Today I attempted a pot pie that still has all the comfort of what you buy in the store but with better flavor.

• Stew meat (marinated in Worchester sauce over night to make more tender and juicy.)

• ½ onion

• 5 carrots

• 4 stalks celery

• 1 cup peas

• ½ cup broth

• ½ cup wine

• ½ cup cream

• Thyme

• Flour for thickening (about 1 ½ tablespoon)

• 2 pie crusts (9 inch)

• Butter

• Garlic Powder


Slice onions extra thin and throw in a pan on low with butter for a quick sweat.

In a pot boil carrots and celery in broth.

Heat a pan to med- high with just enough olive oil to cover bottom. Sprinkle meat with S/P, garlic powder and thyme, throw in pot and sear on all sides. Turn down to low and cover with wine, let it simmer. Once onions are cooked down throw them in with meat.

Drain broth from vegetables and save.

Mix vegetables (add peas now) with meat and pour into pie crust.

On low mix broth, wine drenched meat crispies and cream, thicken with flour, cook together and pour on pie. Cover with other crust and bake at 400 until crust is golden.

What really happened:

1. It took me 1 ½ hours to get everything in the pie, and 25 min to bake, but I tend to move slower than most people, and this was the first time I made anything like this.

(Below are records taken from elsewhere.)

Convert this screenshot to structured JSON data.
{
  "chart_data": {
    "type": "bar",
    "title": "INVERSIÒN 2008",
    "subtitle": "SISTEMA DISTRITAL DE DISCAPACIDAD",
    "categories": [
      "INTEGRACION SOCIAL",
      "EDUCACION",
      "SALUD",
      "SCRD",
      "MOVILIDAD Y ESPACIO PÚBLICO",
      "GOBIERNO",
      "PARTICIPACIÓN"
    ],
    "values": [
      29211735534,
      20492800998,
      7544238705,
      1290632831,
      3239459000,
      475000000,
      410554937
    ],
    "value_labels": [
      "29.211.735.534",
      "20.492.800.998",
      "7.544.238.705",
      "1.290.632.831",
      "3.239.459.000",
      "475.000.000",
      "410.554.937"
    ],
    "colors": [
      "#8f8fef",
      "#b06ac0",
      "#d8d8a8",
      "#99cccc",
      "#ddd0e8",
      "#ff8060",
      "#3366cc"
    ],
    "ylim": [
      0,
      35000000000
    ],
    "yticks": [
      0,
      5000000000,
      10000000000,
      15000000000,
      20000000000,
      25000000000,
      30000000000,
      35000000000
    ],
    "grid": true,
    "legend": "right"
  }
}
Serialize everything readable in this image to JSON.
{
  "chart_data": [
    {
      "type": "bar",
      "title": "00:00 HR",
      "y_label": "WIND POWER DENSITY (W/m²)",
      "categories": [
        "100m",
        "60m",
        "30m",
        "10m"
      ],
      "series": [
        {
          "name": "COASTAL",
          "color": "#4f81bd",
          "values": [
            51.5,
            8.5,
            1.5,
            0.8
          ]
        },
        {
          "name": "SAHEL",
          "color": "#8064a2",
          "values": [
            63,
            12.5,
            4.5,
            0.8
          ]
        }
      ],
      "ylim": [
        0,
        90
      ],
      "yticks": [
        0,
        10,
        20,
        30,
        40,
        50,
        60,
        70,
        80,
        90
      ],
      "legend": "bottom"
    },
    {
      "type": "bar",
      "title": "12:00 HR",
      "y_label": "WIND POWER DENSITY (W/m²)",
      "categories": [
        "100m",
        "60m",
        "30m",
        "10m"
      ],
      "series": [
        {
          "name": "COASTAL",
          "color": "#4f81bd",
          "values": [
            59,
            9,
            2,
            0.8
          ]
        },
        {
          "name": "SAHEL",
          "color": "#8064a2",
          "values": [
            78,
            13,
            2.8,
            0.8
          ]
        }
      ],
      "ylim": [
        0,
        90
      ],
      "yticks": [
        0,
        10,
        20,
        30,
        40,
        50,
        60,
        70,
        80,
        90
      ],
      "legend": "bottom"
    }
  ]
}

2. Someone threw out my thyme so I used a little parsley and very little rosemary.

3. Only half the ingredients fit in the pie.


• I loved it. I have always picked around the unsavory bits of the store bought kind. Though, next time I will change one thing. The stew meat I bought had about 2 pounds of meat, next time I’ll change that for ¾ - 1 pound. This should allow everything to fit and be creamier by using the same amount of liquid.

• The boyfriend complained that if only there were more salt it would be perfect. The cream and wine (I used a Riesling*) do make it a bit sweet, if you don’t like that add a bit of S/P to the sauce when you mix it up. I just brought him the shakers and enjoyed as is.

I paid $7.22 for the pie (without the half the filling that went in the freezer and will make another pie, also I already had wine, frozen peas, butter, flour and seasonings) which made 4 servings at $1.805, exactly.

Now that I’m done writing this I am going back for seconds!

* I don’t know how red would taste as I don’t drink red so I never have it around.